Dans les deux articles qui viennent, je vous présente deux livres qui vous offrent un voyage immobile et gratuit. Le premier :
Eugen Ruge, Le chat andalou, 2015.
D'après ce que j'ai compris, le narrateur est une sorte d'écrivain allemand qui a déjà connu quelque succès et qui, dans une autre vie, avait un autre métier. Visiblement, son quotidien est monotone, pas très joyeux et surtout très répétitif et ennuyeux. Du moins, c'est le sentiment qui se dégage des premières pages du livre. Sur un coup de tête, le personnage se met à tout résilier : abonnements de téléphone, loyer, etc... à vendre ce qui lui reste de meubles. Il salue une dernière fois son ex copine qui n'a rien d'une sainte ainsi que sa belle fille, puis s'en va en direction de l'Espagne. Il cherche la chaleur. Son court séjour à Barcelone le déçoit... et nous déçoit aussi. On se demande pourquoi l'auteur a tenu à faire faire escale dans cette ville à son héros. Les quelques pages qui racontent cette brève expérience ont tout du remplissage. A moins qu'il y ait une raison implicite, mais je ne l'ai pas trouvée. Allez, peut-être que la grande ville ne convient pas au protagoniste, lui qui a quitté Berlin il y a encore peu de temps. C'est finalement au Cabo de Gata, au bout du bout de l'Andalousie, que nous atterrissons avec lui. L'ambiance hors saison n'est pas des plus festive et le projet de notre ami complètement flou. Il vient s'enterrer dans ce bled paumé pour trouver l'inspiration, pour écrire, et nous faire part de la naissance et de l'évolution de ses idées, si tant est qu'il en ait. Bref, comme prévu, rien ne vient. On passe des heures à se balader à sa suite sur le front de mer, à chercher des coquillages sur la plage ou à rester assis sur un banc face à la Méditerranée. Dans le genre roman où il ne se passe rien, on atteint des sommets. Ah, si, le chat. Oui, notre personnage se prend d'affection pour un chat, à moins que ce ne soit l'inverse, et on est mis au courant du lent processus d'apprivoisement des deux sauvages, l'homme et la bête. Mais rien de transcendant. Quant au projet de roman, on arrive à la fin du livre et au départ du narrateur qui s'échappe de son bled paumé de la Méditerranée sans en avoir vu la couleur. Pourtant...

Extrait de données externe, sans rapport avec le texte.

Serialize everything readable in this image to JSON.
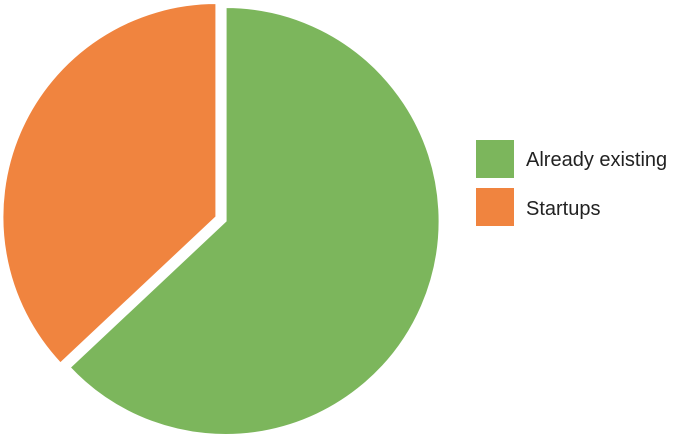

Pourtant, j'ai lu le roman jusqu'au bout. Je suis restée perplexe, certes, mais j'ai poursuivi la lecture. Attirée par ce changement de vie sur un coup de tête et intriguée par ce que le personnage allait bien mettre en œuvre pour avancer, intéressée par le travail de l'écrivain de travailler sur du rien. Quelques rencontres avec d'autres personnages échoués sur ce bout de terre ; des repas toujours pris au même endroit ; le même journal lu chaque jour dans le but de progresser dans la langue espagnole ; et des carnets sans cesse raturés. Cette mise en abîme du travail de romancier, cette vacuité de l'écriture et ces efforts vains et prétentieux pour sortir quelque chose de son stylo, tout écrivain en herbe les connaît. Ce sont ces lignes sans concession, cyniques et terriblement réalistes sur le processus de création, sur son inutilité et la folle énergie que le cerveau peut lui consacrer, qui ont fini de me convaincre que ce roman conceptuel méritait le détour.
"Je me demandai d'où venait ce désir funeste, dévastateur, irrationnel, qui me poussait à écrire. Je me souviens du soudain étonnement qui monta en moi, et même de ma colère. Je pensais à toutes ces tentatives avortées, aux tourments que je m'infligeais. Je me disais que c'était évidemment idiot de passer sa vie à essayer d'exercer une activité dépassée, autodestructrice et qui, en plus, ne rapportait rien."
Et en même temps, c'est une ode au paysage, un anti guide touristique, tout le contraire d'un "que voir que faire en Andalousie
" qui aurait pu, comme dans d'autres romans du genre, s'insérer dans la narration. L'histoire pourrait se passer n'importe où ailleurs dans le monde, tout comme on est persuadé qu'elle ne peut avoir lieu ailleurs que là. C'est l'un des mystères de ce livre qui, au final, m'a beaucoup plu.